Results: The positive reaction to colloidal iron stain (extracellular blue accumulations in the stroma) was detected under light microscopy. Transmission electron microscopy revealed the enlargement of smooth endoplasmic reticulum and the presence of intracytoplasmic vacuoles. The compound heterozygous mutations, c.892C>T and c.1072T>C, were identified in exon 3 of CHST6 in three patients. The two transversions resulted in the substitution of a stop codon for glutamine at codon 298 (p.Q298X) and a missense mutation at codon 358, tyrosine to histidine (p.Y358H). The six unaffected family individuals carried alternative heterozygous mutations. These two mutations were not detected in any of the 100 control subjects.

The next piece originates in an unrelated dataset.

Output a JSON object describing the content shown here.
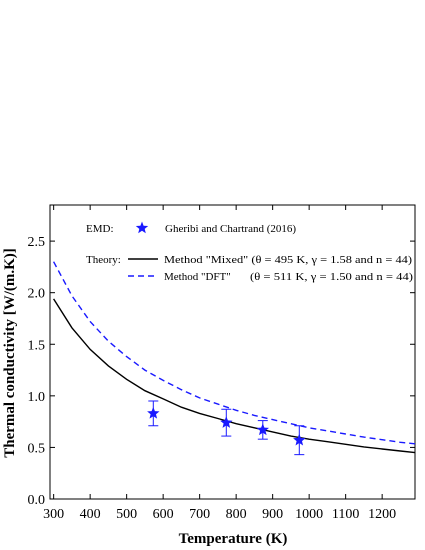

Conclusions: Those novel compound heterozygous mutations were thought to contribute to the loss of CHST6 function, which induced the abnormal metabolism of keratan sulfate (KS) that deposited in the corneal stroma. It could be proved by the observation of a positive stain reaction and the enlarged collagen fibers as well as hyperplastic fibroblasts under microscopes.

Figure 1

Pedigree of a Chinese family including three individuals affected with MCD. Open symbols indicate clinically unaffected members, filled symbols indicate clinically affected members, and the arrow indicates the proband.

Figure 2

A photograph of the right eye of the proband. It shows stromal cloudiness studded by irregular rounded gray-white opacities in the central and peripheral cornea.

Figure 3

Paraffin section of the proband’s cornea stained with Hale’s colloidal iron. Blue plaque deposits were found in the corneal stroma and under the endothelial layer. These deposits presented a significantly positive reaction to colloidal iron staining.

Figure 4

Transmission electron microscopy result of paraffin section of the proband’s cornea stained with Hale's colloidal iron. A: The picture shows that the collagen fibers in the corneal stroma are irregular, enlarged, and intensive (1,500X). B: The picture shows hyperplastic, active fibroblasts and intracytoplasmic vacuoles in the cornea (5,000X).

Figure 5

Direct sequencing analysis of the coding region of CHST6. A: Normal sequence at codon 298. B: Sequence of the coding region of CHST6 in the proband revealed a change of the nucleotide at codon 298 (CAG→TAG). C: Normal sequence at codon 358. D: Sequence of the coding region of CHST6 in the proband showed a substitution at codon 358 (TAC→CAC).

Figure 6

PvuII digestion of PCR products for the c.892C>T transition. PCR products in individuals with the c.892C>T transition were digested into 153 bp and 173 bp and into only 153 bp in individuals without the c.892C>T transition. A: Members of the Chinese family with MCD. PCR products from individuals II:2, III:1, III:2, III:4, III:6 and IV:1 with c.892C>T transition were digested into 153bp and 173bp, other members without c.892C>T transition only had a 153bp segment. B :Part of 100 control subjects. Control subjects without c.892C>T transition only had a 153bp segment. M indicates DNA ladder, U indicates undigested PCR product, and P indicates one patient with MCD in the Chinese family.

Figure 7

PmacI digestion of PCR products with for the c.1072T>C transition. PCR products in individuals with the c.1072T>C transition were digested into 337 bp and 357 bp and into only 357bp in individuals without the c.1072T>C transition. A: Members of the Chinese family with MCD. PCR products from individuals II:3, III:2, III:4, III:5, III:6 and IV:2 with c.1072T>C transition were digested into 337bp and 357bp, other members without c.1072T>C transition only had a 357bp segment. B: Part of 100 control subjects. Control subjects without c.1072T>C transition only had a 357bp segment. U indicates undigested PCR product, and P indicates one patient in the Chinese family with MCD.